Isen – Isen bekommt ein eigenes Nahwärmenetz. In den vergangenen Monaten wurde das Projekt so weit vorangetrieben, dass nun der Vertrag zwischen Gemeinde und dem Betreiber, der Isener RegioNahWärme GmbH i. G., unterzeichnet werden konnte.
Hackschnitzel
statt Gas
Die Initialzündung für das Projekt war die Idee, die Schule im Zuge der Sanierung selbst mit umweltfreundlicher Energie zu beheizen. Wie Geschäftsleiterin Christine Pettinger erklärt, war zunächst eine Gasheizung geplant. Der Energie- und Umweltausschuss entschied jedoch, auf nachhaltige und CO2-neutrale Brennstoffe zu setzen. Dafür sollte ein Anbieter gefunden werden, der auch auf seinem Grundstück eine Heizzentrale errichtet und die Versorgungsleitungen verlegt.
„Wir haben das Projekt europaweit ausgeschrieben. Das mussten wir aufgrund des hohen Auftragsvolumens der Schulsanierung“, erklärt Bürgermeisterin Irmgard Hibler. Beworben haben sich zwei Anbieter, qualifiziert habe sich aber nur die Nahwärme-GmbH, die nun in Gründung sei. Der zweite Bieter, der nicht aus der Region kam, konnte die entscheidenden Anforderungen nicht erfüllen, hieß es aus der Verwaltung.
Hinter der Nahwärme-GmbH stecken Markus Lohmaier als Hackschnitzel-Erzeuger und Ideengeber, Andreas Strobl als Planer und Ingenieur sowie Gerhard Fruth. Auf seinem Grundstück am Zieglstadl soll die Heizzentrale errichtet werden.
Von dort aus beginnt ein gut isoliertes Leitungsnetz, das zunächst zur Schule gezogen wird und vorerst in die angrenzenden Straßen verzweigt werden soll. Dafür hat das junge Unternehmen bereits eine Bedarfsabfrage gestartet und Hausbesitzer im Isener Osten in den Bereichen Bergstraße, Josefsbergstraße, Ziegelstätterstraße, Gmainweg, Am Anger, Am Haning bis zur Bischof-Josef-Straße angeschrieben und zu ihrer Bereitschaft für einen Anschluss befragt. „Wenn wir wissen, wer dabei ist, können wir die Kosten genauer kalkulieren“, so Lohmaier.
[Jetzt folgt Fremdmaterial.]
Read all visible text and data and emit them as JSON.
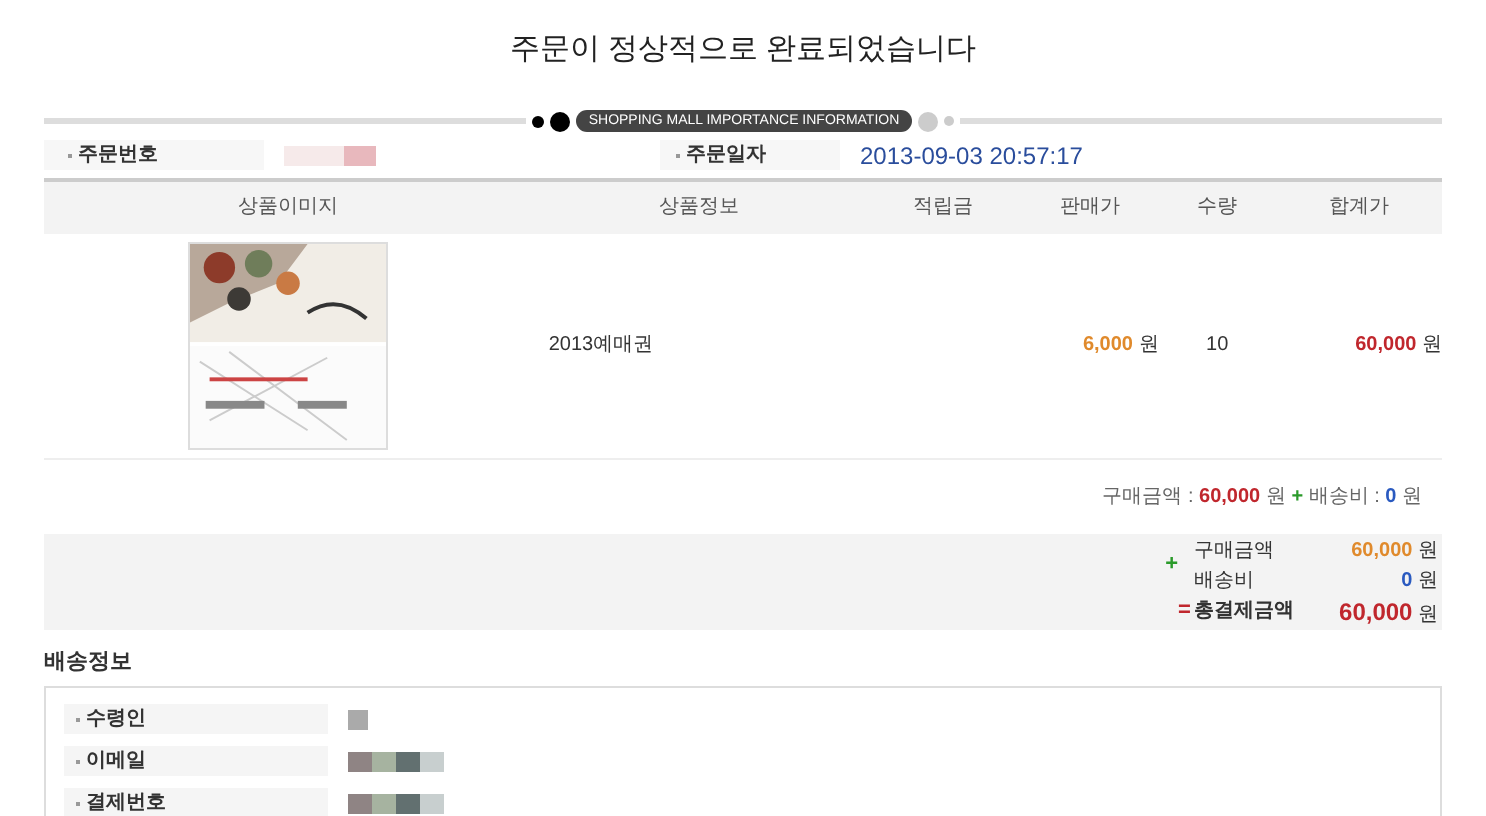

Angestrebt werde in jedem Fall, die Ausgaben für die Isener Nahwärme unter denen einer privaten Heizanlage zu halten. Für Nutzer habe das den Vorteil, dass die Wärme direkt ins Haus komme, die Aufwendungen für Kesselwartung oder Kaminkehrer würden entfallen. Auch die Preisschwankungen für Erdgas oder Öl spielen keine Rolle mehr, so das Unternehmen.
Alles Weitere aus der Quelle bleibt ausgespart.